A month later President Franklin Roosevelt awarded MacArthur the Medal of Honor, reinstating his status of hero in spite of his inaction and failure to defend the Philippines, not to mention the open contempt of his men.
Newly promoted Lieutenant General Jonathan Mayhew Wainwright IV became the Allied Commander of the Philippines with orders from MacArthur never to capitulate to the enemy. But in order to save lives and stave off starvation and disease, on April 9, Wainwright surrendered his surviving 70,000 troops in Bataan to the Japanese, finally acknowledging that the promised reinforcements and supplies would never arrive.
The Japanese had succeeded. The Empire had over-run the entire Pacific in six months.

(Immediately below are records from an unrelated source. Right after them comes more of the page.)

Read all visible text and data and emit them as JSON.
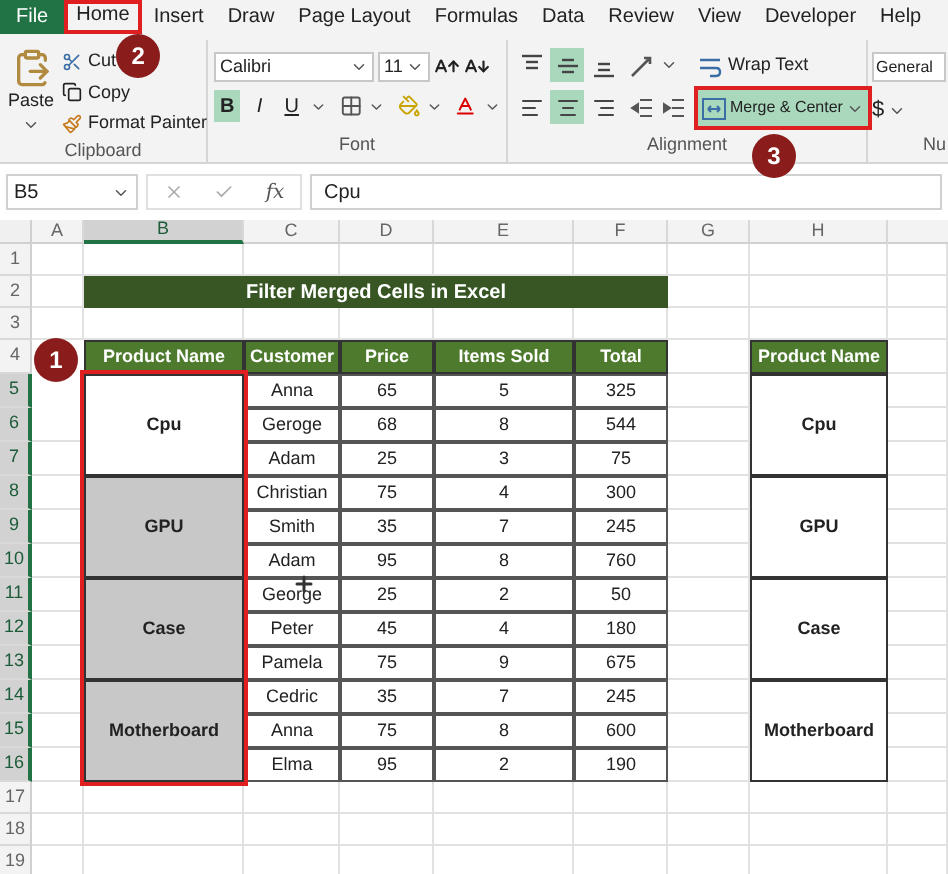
{
  "ribbon_tabs": [
    {
      "label": "File",
      "kind": "file",
      "selected": false,
      "highlighted": false
    },
    {
      "label": "Home",
      "kind": "tab",
      "selected": true,
      "highlighted": true,
      "callout": "2"
    },
    {
      "label": "Insert",
      "kind": "tab",
      "selected": false,
      "highlighted": false
    },
    {
      "label": "Draw",
      "kind": "tab",
      "selected": false,
      "highlighted": false
    },
    {
      "label": "Page Layout",
      "kind": "tab",
      "selected": false,
      "highlighted": false
    },
    {
      "label": "Formulas",
      "kind": "tab",
      "selected": false,
      "highlighted": false
    },
    {
      "label": "Data",
      "kind": "tab",
      "selected": false,
      "highlighted": false
    },
    {
      "label": "Review",
      "kind": "tab",
      "selected": false,
      "highlighted": false
    },
    {
      "label": "View",
      "kind": "tab",
      "selected": false,
      "highlighted": false
    },
    {
      "label": "Developer",
      "kind": "tab",
      "selected": false,
      "highlighted": false
    },
    {
      "label": "Help",
      "kind": "tab",
      "selected": false,
      "highlighted": false
    }
  ],
  "clipboard": {
    "paste": "Paste",
    "cut": "Cut",
    "copy": "Copy",
    "format_painter": "Format Painter",
    "label": "Clipboard"
  },
  "font": {
    "name": "Calibri",
    "size": "11",
    "bold": {
      "label": "B",
      "selected": true
    },
    "italic": {
      "label": "I",
      "selected": false
    },
    "underline": {
      "label": "U",
      "selected": false
    },
    "label": "Font"
  },
  "alignment": {
    "vertical_align": [
      {
        "selected": false
      },
      {
        "selected": true
      },
      {
        "selected": false
      }
    ],
    "horizontal_align": [
      {
        "selected": false
      },
      {
        "selected": true
      },
      {
        "selected": false
      }
    ],
    "wrap_text": "Wrap Text",
    "merge": {
      "label": "Merge & Center",
      "selected": true,
      "highlighted": true,
      "callout": "3"
    },
    "label": "Alignment"
  },
  "number": {
    "format": "General",
    "currency": "$",
    "label": "Nu"
  },
  "formula_bar": {
    "name_box": "B5",
    "function_symbol": "fx",
    "formula": "Cpu"
  },
  "sheet": {
    "columns": [
      {
        "label": "A",
        "selected": false
      },
      {
        "label": "B",
        "selected": true
      },
      {
        "label": "C",
        "selected": false
      },
      {
        "label": "D",
        "selected": false
      },
      {
        "label": "E",
        "selected": false
      },
      {
        "label": "F",
        "selected": false
      },
      {
        "label": "G",
        "selected": false
      },
      {
        "label": "H",
        "selected": false
      }
    ],
    "rows": [
      {
        "label": "1",
        "selected": false
      },
      {
        "label": "2",
        "selected": false
      },
      {
        "label": "3",
        "selected": false
      },
      {
        "label": "4",
        "selected": false
      },
      {
        "label": "5",
        "selected": true
      },
      {
        "label": "6",
        "selected": true
      },
      {
        "label": "7",
        "selected": true
      },
      {
        "label": "8",
        "selected": true
      },
      {
        "label": "9",
        "selected": true
      },
      {
        "label": "10",
        "selected": true
      },
      {
        "label": "11",
        "selected": true
      },
      {
        "label": "12",
        "selected": true
      },
      {
        "label": "13",
        "selected": true
      },
      {
        "label": "14",
        "selected": true
      },
      {
        "label": "15",
        "selected": true
      },
      {
        "label": "16",
        "selected": true
      },
      {
        "label": "17",
        "selected": false
      },
      {
        "label": "18",
        "selected": false
      },
      {
        "label": "19",
        "selected": false
      }
    ],
    "title": "Filter Merged Cells in Excel",
    "table": {
      "columns": [
        "Product Name",
        "Customer",
        "Price",
        "Items Sold",
        "Total"
      ],
      "highlighted": true,
      "callout": "1",
      "groups": [
        {
          "product": "Cpu",
          "active": true,
          "rows": [
            [
              "Anna",
              "65",
              "5",
              "325"
            ],
            [
              "Geroge",
              "68",
              "8",
              "544"
            ],
            [
              "Adam",
              "25",
              "3",
              "75"
            ]
          ]
        },
        {
          "product": "GPU",
          "active": false,
          "rows": [
            [
              "Christian",
              "75",
              "4",
              "300"
            ],
            [
              "Smith",
              "35",
              "7",
              "245"
            ],
            [
              "Adam",
              "95",
              "8",
              "760"
            ]
          ]
        },
        {
          "product": "Case",
          "active": false,
          "rows": [
            [
              "George",
              "25",
              "2",
              "50"
            ],
            [
              "Peter",
              "45",
              "4",
              "180"
            ],
            [
              "Pamela",
              "75",
              "9",
              "675"
            ]
          ]
        },
        {
          "product": "Motherboard",
          "active": false,
          "rows": [
            [
              "Cedric",
              "35",
              "7",
              "245"
            ],
            [
              "Anna",
              "75",
              "8",
              "600"
            ],
            [
              "Elma",
              "95",
              "2",
              "190"
            ]
          ]
        }
      ]
    },
    "summary": {
      "header": "Product Name",
      "items": [
        "Cpu",
        "GPU",
        "Case",
        "Motherboard"
      ]
    }
  }
}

By June 1942, the entire 320,000 combined Allied Forces were completely surrendered and all but the Filipinos taken prisoner by an enemy unprepared to take any burdensome prisoners. However, Jonathan M. Wainwright, trusting his soldiers would be fed and the Geneva Convention honored, turned himself over as the highest-ranking American POW ever taken prisoner. During his brutal captivity he remained angst-ridden over what he considered his sole responsibility: the decision to surrender his men to the Japanese. So wearing a conical coolie hat and herding goats he worked alongside the other prisoners in the fields until 1945, when Russians liberated him with the other POWs from a prison camp in Manchuria.
During Wainwright’s imprisonment, MacArthur wrote a slanderous and cruel memorandum to Army Chief of Staff George C. Marshall insisting that Wainwright be denied a Medal of Honor, calling him a coward and an alcoholic. He was not alone in this opinion, but MacArthur himself was a questionable hero, still widely scorned for abandoning the Philippines. His own Medal of Honor was considered fraudulent because, unlike General Wainwright, he was never near the front lines. He was, in fact by the time of his award, comfortably celebrated as the Hero of Australia while his starving men were abandoned and brutalized.